Buscó una silla desocupada y se sentó junto al joven.
—Milord…
—¡Richard! —le dijo sonriendo—. Vuestro hermano ya me hace sentirme más libre usando mi nombre de pila.
—Es que mi hermano no sabe lo que es el respeto —respondió intentando sonreír.
—Estáis muy sombrío para una ocasión como esta. ¿Algo os aflige?
Hubo una breve pausa hasta que Lewis tomó una decisión.
—No. Solo que… yo diría…
—Podéis hablar. Soy muy discreto… para ser partidario de Lancaster, quiero decir —bromeó con la esperanza de quitar el veneno que estaba molestando al hermano de Elizabeth, pero no lo consiguió.
—No es nada —en su rostro siguió la expresión severa y miró hacia otro lado—. No tengo excusa, y no debería mostrarme así en la boda de mi hermana. Me alegro por vos… y por ella.
Sus palabras no le dejaban otra opción que cambiar de tema, pero sin duda Lewis tenía una preocupación que le acosaba.
—Dios bendiga vuestra unión —las manos de Ellen de Lacy apretaron las de Elizabeth con más fuerza de la que la ocasión requería—. Espero que podáis darle un hijo a vuestro esposo. Yo no he podido.
—Lo siento de veras.
Elizabeth sabía del dolor que Ellen soportaba, pero nunca la había escuchado hablar tan abiertamente de ello. Era una dama muy reservada y que vivía bajo el yugo de su marido, de modo que se guardaba sus pensamientos para sí.
—Y debéis echar mucho de menos a Maude.
—Sí. Todos la añoramos. La quería como si fuera mi propia hija, pero sir John esperaba poder tener un heredero.
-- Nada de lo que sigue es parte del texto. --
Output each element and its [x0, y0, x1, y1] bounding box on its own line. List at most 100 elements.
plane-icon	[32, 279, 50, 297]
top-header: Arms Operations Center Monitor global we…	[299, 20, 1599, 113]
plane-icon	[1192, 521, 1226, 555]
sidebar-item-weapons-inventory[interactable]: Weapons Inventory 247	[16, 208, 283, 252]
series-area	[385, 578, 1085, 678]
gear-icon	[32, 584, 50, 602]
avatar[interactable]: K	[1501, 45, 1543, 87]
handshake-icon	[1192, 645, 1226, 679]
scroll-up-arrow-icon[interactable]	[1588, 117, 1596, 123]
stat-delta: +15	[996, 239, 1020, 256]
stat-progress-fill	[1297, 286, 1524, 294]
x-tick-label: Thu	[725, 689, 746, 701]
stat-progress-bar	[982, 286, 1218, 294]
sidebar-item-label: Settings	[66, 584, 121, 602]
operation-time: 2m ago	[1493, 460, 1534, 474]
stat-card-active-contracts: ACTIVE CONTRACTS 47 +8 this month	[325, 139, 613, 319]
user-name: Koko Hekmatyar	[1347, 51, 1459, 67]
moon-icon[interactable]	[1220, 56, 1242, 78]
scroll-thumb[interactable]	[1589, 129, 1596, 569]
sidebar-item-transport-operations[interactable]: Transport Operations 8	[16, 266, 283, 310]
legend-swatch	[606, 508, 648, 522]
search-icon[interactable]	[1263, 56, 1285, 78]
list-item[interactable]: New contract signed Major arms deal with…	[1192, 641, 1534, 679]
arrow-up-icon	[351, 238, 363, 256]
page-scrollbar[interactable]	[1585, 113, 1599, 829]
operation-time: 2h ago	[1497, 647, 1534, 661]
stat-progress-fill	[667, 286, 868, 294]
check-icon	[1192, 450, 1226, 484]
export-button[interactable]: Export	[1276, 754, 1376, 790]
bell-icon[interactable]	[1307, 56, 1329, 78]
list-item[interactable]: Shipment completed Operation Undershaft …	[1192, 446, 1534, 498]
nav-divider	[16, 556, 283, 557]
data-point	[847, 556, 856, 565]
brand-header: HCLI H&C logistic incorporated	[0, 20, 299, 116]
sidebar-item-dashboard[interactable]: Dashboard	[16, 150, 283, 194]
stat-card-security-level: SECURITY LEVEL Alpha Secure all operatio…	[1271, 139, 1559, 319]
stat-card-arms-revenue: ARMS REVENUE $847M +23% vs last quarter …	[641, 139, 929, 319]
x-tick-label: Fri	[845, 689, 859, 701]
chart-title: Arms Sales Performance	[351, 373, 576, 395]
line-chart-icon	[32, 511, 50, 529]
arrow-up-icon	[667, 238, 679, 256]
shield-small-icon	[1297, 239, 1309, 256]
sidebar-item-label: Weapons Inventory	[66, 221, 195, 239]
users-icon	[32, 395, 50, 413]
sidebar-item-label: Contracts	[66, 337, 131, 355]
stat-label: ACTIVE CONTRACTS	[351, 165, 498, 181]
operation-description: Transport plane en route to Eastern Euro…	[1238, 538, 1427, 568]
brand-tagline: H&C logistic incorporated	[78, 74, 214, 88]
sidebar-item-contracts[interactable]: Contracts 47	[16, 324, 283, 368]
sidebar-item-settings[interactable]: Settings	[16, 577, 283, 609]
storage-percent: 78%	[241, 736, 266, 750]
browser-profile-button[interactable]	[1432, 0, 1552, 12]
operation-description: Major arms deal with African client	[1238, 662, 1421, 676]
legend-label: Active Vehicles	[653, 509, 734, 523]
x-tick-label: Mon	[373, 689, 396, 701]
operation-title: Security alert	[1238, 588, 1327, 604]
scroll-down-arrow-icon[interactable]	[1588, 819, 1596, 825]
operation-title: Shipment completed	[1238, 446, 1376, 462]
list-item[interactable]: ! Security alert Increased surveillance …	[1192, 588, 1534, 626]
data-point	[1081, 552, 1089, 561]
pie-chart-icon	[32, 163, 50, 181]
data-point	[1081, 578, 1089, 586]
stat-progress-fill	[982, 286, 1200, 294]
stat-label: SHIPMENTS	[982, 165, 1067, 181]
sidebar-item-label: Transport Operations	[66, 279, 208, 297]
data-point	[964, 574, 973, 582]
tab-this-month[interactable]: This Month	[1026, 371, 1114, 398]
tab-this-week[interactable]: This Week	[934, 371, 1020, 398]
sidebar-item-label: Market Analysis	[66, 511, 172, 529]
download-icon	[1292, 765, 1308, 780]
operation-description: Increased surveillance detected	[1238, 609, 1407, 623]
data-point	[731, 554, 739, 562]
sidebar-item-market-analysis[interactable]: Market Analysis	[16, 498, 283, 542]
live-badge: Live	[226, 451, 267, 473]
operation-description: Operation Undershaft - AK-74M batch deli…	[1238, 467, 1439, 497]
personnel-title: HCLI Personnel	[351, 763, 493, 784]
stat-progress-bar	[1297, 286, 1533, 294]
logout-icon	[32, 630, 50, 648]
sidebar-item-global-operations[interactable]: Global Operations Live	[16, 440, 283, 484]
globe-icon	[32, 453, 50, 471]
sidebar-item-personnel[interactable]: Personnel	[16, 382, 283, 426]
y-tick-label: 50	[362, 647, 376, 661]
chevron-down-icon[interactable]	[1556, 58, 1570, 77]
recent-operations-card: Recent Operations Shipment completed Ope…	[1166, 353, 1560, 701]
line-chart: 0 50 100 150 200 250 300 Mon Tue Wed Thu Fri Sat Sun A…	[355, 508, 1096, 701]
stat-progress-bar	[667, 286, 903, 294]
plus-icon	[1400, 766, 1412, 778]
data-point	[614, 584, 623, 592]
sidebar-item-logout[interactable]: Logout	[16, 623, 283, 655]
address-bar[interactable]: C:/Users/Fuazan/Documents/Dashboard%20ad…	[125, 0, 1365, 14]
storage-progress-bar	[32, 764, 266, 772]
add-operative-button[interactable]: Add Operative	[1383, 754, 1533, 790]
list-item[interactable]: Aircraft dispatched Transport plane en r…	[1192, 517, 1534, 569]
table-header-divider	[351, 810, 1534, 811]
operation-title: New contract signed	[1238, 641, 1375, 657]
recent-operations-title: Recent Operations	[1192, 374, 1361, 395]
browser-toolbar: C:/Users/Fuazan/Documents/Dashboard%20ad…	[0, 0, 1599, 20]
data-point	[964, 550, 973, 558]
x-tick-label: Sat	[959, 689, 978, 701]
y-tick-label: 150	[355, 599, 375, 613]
—Estoy segura de que no os culpa, Ellen —estaba de todo menos segura, pero no sabía qué decirle para consolarla del dolor que veía en su mirada. Lady Ellen había quedado embarazada en dos ocasiones de un varón, pero los había perdido a los dos.
—Da igual.
—¿No sois feliz? —se aventuró.
Ellen apretó sus manos.
—No os preocupéis, Elizabeth, y disfrutad del día de vuestra boda.
Pero Elizabeth sabía que no había contestado a su última y poco delicada pregunta, y creyó detectar una tremenda infelicidad antes de que la dama se diera la vuelta. Todo era extrañamente inquietante.